L’Italia riporta dopo decenni il G8 alla sua dimensione originaria di organismo che si prende cura dei problemi del mondo, anziché compiacersi di passerelle auto celebrative.
Vale la pena di ricordare come nacque questo summit permanente: la prima idea è degli americani, nel 1974, come risposta ad un’altra recessione, quella causata dalla grande crisi petrolifera. Era un G5 – Usa, Giappone, Francia, Gran Bretagna e Germania – e si chiamava sobriamente Library Group. L’anno dopo il summit divenne G6 allargato anche all’Italia a Rambouillet , in Francia.

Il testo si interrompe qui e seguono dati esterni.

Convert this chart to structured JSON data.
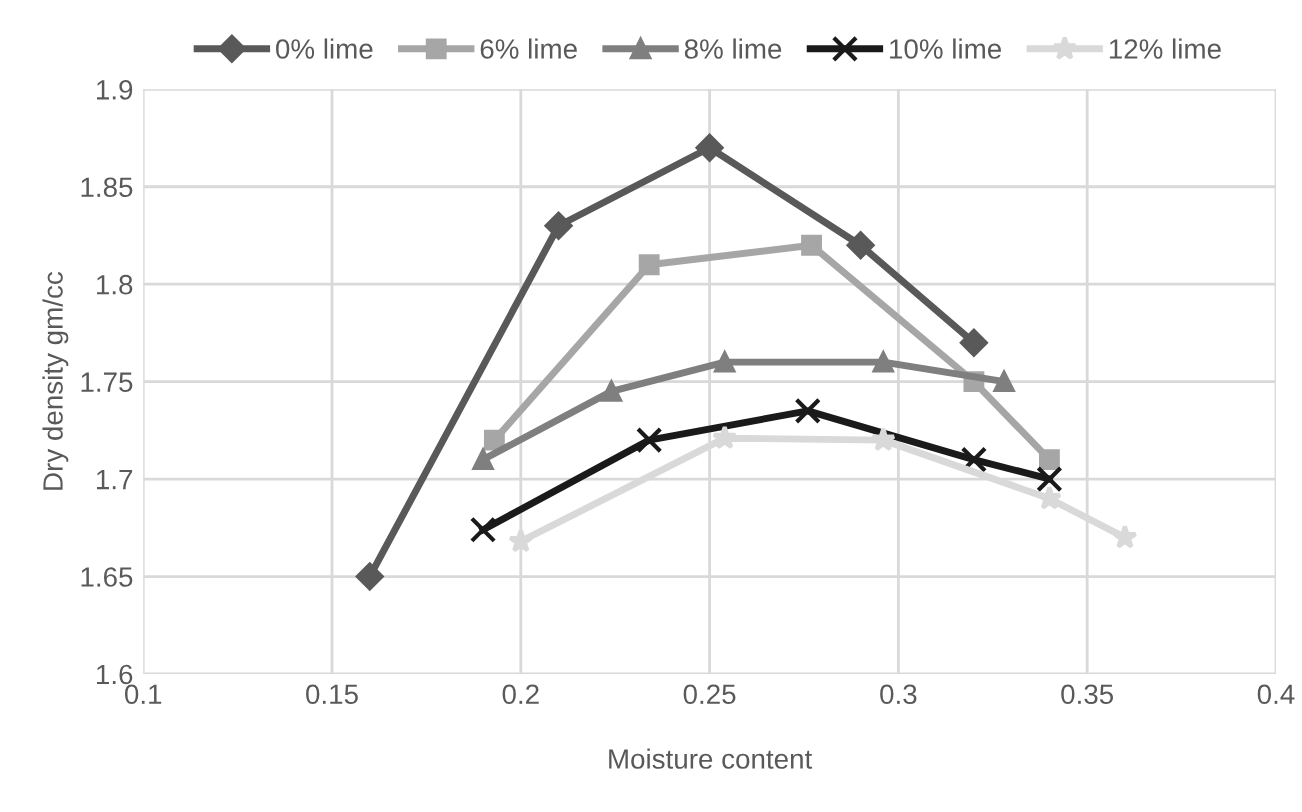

Il tutto ancora in una cornice di sobrietà. Poi si aggiunsero via via il Canada, la Comunità europea e infine la Russia, e dopo le economie emergenti. La missione iniziale della consultazione – prendersi cura dei problemi del mondo – si era andata sempre più trasformando nel suo opposto: gli stati ricchi e potenti che celebravano se stessi chiusi in bunker dorati, con foto di gruppo su sfondi turistici ed autopromozionali, improbabili gite e “impegno sociale” di first ladies, e negli ultimi tempi la violenza dei no global e le cariche della polizia e dei corpi speciali. La gente comune, l’opinione pubblica, dava un’occhiata distratta a giornali e tv, e magari si irritava.
Serviva ancora un apparato di questo tipo? Serve soprattutto alle democrazie dell’Occidente, o la faccenda minacciava di degenerare nel miglior pretesto per i violenti?
Il Governo riporta il G8 in mezzo alla gente, alle prese con i problemi concreti non tanto dei terremotati, ma di un mondo che si lecca ovunque qualche ferita. Che si chiami crisi economica, sottosviluppo, economie emergenti o catastrofi naturali e ambientali, i big tornano ad una dimensione di serietà e rigore.
Quanto al nostro Paese, l’emergenza economica mondiale si incrocia con il terremoto d’Abruzzo e con la ricostruzione. Si trattava di portare i potenti della Terra a diretto contatto con una situazione di grande disagio, ma anche di grande dignità e di efficienza da parte dello Stato. A luglio la macchina del dopo-emergenza, della ricostruzione di quegli alloggi provvisori destinati poi a diventare campus universitario, sarà a pieno regime. I leader mondiali potranno toccare con mano tutto questo, e se la loro solidarietà si farà più concreta tanto meglio.
Questo è il senso della decisione di ieri, al di là dei soldi che farà risparmiare e ai quali comunque non si dice di no. Anche gli effetti indiretti che il leader del governo italiano potrà valutare se la macchina organizzativa del “nuovo” G8 sarà messa a punto in soli due mesi, costituirà un grande punto di forza dell’immagine italiana. E tuttavia appaiono questi i giorni più adatti per rassicurare con poche, puntuali parole la popolazione sarda che qualche settimana fa ha tributato a Berlusconi – e soprattutto al suo impegno diretto nell’isola – un successo senza precedenti… Si potrebbe facilmente ribadire che gli impegni infrastrutturali assunti per il G8 saranno tutti rispettati, sia pure con un minore affanno nei tempi di realizzazione. Si potrebbe annunciare che nell’arcipelago più bello del mondo il premier pensa di organizzare il G20 nel 2011.